Reduced Gyro Mode Tips and Resources


On June 4, 2024, NASA announced that Hubble has transitioned to Reduced Gyro Mode (RGM). This page offers advice to program PIs and proposers for how to make their programs observable and schedulable under RGM.

Reduced Gyro Mode Tips

  • It will be useful to read the RGM Primer and the RGM presentation to the STUC. This provides both some background as to how HST is now being operated and also indications as to which type of observations are possibly more difficult to schedule.
     
  • The largest impact of RGM is that scheduling observations is significantly more constrained as HST can only acquire targets when BOTH a) the target is in the telescope's field of view, AND b) the fixed head star trackers (which point at a large angle away from the telescope's line of sight) have a view of the sky not blocked by the earth or moon. This leads to the reduced field of regard at any one time and the limited range of orientations available at any point on the sky.
     
  • Be certain that you have the most recent version of APT (check for updates frequently as changes may happen as operations in RGM are optimized).
     
  • Visit Planner in APT provides insight into potential opportunities to schedule your observations and has been updated for RGM. If zero opportunities exist, we cannot execute the observations.

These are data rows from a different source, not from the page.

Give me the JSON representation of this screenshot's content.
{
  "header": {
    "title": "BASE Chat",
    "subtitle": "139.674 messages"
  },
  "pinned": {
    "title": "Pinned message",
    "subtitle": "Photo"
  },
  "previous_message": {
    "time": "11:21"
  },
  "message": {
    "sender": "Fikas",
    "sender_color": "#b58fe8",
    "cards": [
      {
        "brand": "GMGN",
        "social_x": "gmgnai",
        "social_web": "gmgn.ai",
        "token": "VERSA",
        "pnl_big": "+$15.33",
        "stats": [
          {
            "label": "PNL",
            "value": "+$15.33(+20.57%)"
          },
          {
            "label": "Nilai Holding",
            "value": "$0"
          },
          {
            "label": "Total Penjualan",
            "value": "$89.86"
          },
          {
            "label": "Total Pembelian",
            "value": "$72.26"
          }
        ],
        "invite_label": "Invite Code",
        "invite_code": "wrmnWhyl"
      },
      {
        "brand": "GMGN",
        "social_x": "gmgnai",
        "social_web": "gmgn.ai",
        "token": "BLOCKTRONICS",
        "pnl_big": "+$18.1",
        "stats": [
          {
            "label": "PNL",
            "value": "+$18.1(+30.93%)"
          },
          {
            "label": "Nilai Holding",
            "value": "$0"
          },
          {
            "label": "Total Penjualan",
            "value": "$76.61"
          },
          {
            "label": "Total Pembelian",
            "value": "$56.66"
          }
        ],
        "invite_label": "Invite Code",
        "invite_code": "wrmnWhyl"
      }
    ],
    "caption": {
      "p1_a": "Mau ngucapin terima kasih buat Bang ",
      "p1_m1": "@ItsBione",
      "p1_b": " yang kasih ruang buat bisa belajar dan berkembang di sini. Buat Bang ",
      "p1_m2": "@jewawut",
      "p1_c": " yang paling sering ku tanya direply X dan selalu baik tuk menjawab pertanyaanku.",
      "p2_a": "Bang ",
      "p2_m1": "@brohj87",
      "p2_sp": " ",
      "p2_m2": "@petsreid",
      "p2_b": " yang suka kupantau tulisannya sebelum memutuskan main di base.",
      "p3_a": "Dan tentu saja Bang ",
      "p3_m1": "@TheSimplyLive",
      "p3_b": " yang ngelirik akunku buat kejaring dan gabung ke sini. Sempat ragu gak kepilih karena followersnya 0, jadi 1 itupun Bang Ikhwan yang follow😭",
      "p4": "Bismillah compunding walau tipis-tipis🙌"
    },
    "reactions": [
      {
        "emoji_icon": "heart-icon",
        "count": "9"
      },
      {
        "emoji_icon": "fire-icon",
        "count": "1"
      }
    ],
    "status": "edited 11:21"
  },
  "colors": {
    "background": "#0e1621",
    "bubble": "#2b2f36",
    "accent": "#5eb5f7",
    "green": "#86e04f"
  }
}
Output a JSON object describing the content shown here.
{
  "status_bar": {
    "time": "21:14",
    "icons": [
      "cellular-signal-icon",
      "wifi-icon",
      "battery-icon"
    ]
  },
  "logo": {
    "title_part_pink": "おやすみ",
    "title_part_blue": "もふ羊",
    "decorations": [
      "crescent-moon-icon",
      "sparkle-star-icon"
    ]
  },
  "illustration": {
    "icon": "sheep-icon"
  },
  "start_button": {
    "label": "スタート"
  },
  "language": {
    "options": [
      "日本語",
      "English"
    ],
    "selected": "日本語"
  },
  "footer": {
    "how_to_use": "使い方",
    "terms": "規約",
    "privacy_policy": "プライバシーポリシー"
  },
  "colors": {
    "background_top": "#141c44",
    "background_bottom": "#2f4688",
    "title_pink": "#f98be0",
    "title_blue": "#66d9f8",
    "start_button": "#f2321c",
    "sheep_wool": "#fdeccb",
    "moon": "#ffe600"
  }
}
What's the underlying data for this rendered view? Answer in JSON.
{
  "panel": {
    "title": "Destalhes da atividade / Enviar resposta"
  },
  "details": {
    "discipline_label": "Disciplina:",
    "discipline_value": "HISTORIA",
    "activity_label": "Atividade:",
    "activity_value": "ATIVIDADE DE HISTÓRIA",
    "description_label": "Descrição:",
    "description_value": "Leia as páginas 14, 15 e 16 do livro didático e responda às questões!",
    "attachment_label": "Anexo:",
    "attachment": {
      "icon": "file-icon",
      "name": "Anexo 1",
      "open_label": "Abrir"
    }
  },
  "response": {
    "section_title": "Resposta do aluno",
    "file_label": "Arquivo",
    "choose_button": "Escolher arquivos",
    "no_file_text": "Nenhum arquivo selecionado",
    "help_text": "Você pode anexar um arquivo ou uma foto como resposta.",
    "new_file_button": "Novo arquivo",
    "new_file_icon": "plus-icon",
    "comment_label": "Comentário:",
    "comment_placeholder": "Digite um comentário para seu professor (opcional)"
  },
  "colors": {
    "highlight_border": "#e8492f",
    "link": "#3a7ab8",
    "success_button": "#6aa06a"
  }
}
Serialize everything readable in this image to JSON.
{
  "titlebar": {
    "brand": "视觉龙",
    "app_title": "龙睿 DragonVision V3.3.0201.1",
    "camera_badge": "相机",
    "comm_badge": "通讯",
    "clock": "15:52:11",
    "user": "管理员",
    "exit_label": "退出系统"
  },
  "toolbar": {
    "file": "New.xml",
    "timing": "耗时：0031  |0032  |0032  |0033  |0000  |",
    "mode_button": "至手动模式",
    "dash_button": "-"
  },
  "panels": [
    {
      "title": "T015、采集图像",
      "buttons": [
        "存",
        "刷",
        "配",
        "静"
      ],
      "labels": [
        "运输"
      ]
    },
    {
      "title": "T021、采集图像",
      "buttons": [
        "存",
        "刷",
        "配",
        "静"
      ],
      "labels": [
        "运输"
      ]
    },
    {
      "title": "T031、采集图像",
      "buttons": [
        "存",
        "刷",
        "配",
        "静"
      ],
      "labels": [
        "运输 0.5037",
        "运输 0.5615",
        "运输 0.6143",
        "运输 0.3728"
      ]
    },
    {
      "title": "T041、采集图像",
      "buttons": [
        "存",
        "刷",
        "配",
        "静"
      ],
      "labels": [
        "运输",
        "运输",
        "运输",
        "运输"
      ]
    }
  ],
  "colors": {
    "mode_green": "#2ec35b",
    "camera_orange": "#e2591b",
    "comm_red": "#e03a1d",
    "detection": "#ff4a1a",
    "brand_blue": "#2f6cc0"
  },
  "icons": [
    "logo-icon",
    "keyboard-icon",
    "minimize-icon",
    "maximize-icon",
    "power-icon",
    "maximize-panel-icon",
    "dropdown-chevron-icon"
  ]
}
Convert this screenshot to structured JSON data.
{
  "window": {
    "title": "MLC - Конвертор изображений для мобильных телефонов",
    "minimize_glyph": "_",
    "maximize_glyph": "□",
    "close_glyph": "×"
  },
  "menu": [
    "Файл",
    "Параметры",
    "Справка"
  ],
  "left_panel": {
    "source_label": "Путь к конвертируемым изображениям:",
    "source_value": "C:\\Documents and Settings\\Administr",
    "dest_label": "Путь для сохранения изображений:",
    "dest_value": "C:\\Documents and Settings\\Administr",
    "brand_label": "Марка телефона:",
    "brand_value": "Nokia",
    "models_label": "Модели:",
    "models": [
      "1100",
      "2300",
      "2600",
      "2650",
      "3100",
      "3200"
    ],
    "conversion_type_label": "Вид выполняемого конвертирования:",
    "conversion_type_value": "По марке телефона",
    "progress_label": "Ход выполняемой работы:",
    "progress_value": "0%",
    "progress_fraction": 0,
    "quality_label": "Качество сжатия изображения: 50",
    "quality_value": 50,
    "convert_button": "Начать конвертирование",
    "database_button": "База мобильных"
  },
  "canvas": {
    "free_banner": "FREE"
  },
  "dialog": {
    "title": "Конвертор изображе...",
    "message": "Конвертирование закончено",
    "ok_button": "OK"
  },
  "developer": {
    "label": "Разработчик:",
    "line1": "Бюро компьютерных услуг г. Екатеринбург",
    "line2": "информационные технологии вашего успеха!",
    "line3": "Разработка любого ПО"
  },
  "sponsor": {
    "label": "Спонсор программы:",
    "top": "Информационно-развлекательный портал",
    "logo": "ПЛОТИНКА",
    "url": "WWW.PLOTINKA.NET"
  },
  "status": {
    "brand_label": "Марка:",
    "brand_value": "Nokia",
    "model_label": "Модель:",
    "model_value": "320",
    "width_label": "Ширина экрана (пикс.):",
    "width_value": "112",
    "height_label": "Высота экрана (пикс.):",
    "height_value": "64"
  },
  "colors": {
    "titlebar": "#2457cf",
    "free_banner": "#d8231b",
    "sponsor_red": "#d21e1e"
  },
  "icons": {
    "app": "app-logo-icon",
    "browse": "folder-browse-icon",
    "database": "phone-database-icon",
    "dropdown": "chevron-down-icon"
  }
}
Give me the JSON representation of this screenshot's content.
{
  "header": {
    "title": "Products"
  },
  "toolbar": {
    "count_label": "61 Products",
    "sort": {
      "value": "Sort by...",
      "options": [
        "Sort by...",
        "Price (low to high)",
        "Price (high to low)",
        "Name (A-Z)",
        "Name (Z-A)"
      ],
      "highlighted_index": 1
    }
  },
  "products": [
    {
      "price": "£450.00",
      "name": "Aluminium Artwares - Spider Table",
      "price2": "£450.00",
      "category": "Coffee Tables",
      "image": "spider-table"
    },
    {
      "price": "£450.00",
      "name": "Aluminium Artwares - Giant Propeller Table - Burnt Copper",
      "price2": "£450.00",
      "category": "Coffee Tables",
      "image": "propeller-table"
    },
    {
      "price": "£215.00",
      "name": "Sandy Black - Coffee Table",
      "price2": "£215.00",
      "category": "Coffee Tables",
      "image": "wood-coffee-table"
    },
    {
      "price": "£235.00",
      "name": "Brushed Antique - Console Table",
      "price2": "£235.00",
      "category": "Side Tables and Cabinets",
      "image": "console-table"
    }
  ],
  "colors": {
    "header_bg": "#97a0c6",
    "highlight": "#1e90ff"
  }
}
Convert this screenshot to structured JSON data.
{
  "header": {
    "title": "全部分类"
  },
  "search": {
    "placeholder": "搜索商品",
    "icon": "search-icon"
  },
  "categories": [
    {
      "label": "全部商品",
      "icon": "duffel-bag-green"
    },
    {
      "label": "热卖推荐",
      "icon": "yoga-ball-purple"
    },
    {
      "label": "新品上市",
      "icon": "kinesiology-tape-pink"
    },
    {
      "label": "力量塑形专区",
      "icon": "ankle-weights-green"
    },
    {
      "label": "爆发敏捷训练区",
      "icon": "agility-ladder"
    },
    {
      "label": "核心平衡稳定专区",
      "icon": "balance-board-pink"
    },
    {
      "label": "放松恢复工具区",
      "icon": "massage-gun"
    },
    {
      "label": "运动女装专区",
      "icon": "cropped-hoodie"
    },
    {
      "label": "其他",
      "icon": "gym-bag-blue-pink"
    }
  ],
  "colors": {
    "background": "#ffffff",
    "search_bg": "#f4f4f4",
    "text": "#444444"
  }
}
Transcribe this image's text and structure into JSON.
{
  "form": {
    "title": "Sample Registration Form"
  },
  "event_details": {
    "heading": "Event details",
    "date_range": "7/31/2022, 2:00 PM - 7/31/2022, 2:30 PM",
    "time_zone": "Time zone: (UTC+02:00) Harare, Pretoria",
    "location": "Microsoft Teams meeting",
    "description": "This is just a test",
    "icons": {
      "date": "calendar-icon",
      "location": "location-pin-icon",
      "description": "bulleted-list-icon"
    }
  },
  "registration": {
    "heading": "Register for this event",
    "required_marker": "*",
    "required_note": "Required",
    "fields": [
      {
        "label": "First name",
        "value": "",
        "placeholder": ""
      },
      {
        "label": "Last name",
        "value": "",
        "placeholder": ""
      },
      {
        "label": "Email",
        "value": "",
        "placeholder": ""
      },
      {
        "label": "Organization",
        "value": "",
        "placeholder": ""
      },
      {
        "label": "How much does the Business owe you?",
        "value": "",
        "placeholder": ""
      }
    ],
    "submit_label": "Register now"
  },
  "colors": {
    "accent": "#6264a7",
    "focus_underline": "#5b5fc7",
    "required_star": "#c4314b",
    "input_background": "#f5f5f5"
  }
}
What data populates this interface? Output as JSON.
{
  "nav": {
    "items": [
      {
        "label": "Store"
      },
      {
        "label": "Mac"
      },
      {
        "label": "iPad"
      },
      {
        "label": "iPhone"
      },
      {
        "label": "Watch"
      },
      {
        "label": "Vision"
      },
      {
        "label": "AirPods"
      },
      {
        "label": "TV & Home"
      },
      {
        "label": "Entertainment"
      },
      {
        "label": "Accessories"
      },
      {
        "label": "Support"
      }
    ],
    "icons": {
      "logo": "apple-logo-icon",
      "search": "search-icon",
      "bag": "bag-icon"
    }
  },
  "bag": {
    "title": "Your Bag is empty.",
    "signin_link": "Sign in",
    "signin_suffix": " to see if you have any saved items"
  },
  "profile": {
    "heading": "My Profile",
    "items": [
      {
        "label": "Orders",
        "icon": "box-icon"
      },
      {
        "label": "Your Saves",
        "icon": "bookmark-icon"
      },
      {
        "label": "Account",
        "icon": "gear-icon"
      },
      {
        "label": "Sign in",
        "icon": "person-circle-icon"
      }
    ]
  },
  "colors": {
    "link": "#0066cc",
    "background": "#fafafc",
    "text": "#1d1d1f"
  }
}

It is necessary that you relax some constraints on your observations.
     
  • Only impose special requirement constraints on your observations that are absolutely required to accomplish the proposed science. The more constrained your program is, the longer it will take to schedule. Constraints that are most likely to cause your program to have fewer or even zero scheduling opportunities are:
    • Timing links (i.e. use of special requirements AFTER, BEFORE, BETWEEN, GROUP WITHIN, SEQ WITHIN).
    • Orientation constraints: ORIENT. Note that SAME ORIENT AS, ORIENT TO FROM are additionally demanding from a scheduling perspective as they impose timing requirements linked to other visits.
       
  • In most cases, the available observing time within each orbit in RGM will be shorter due to the extra time required for slewing and guide star acquisition each orbit. This means that there will be fewer orbits in RGM in which your observations can schedule during the cycle. Previously in 3-gyro mode, programs were normally scheduled using the 30% most appropriate orbits. In order to improve the overall scheduling efficiency and opportunities in RGM, this default is now 70%. In other words, observations must be trimmed slightly (with respect to 3-gyro mode durations) in order to optimize overall observatory scheduling efficiency and flexibility in RGM. Additionally, in some cases, your Program Coordinator (PC) may need to increase this to 100% (SCHED100) to make it possible to schedule your observations. That will result in additionally shortened exposure times.
     
  • APT now incorporates knowledge of the complex viewing geometries used in Reduced Gyro Mode. However, as before, it cannot account for phase shift in the orbit due to variable atmospheric drag so observations requiring absolute time (e.g. exoplanet transits) still cannot be scheduled more than ~10 weeks in advance.
     
  • Observations that require HST to operate without FGS guiding (e.g. DROP TO GYRO, PCS MODE GYRO) are no longer permitted. This precludes DASH mode, multiple acquisition within a single orbit, and guide star hand-offs.
     
  • The solar exclusion angle is now 60.3 degrees.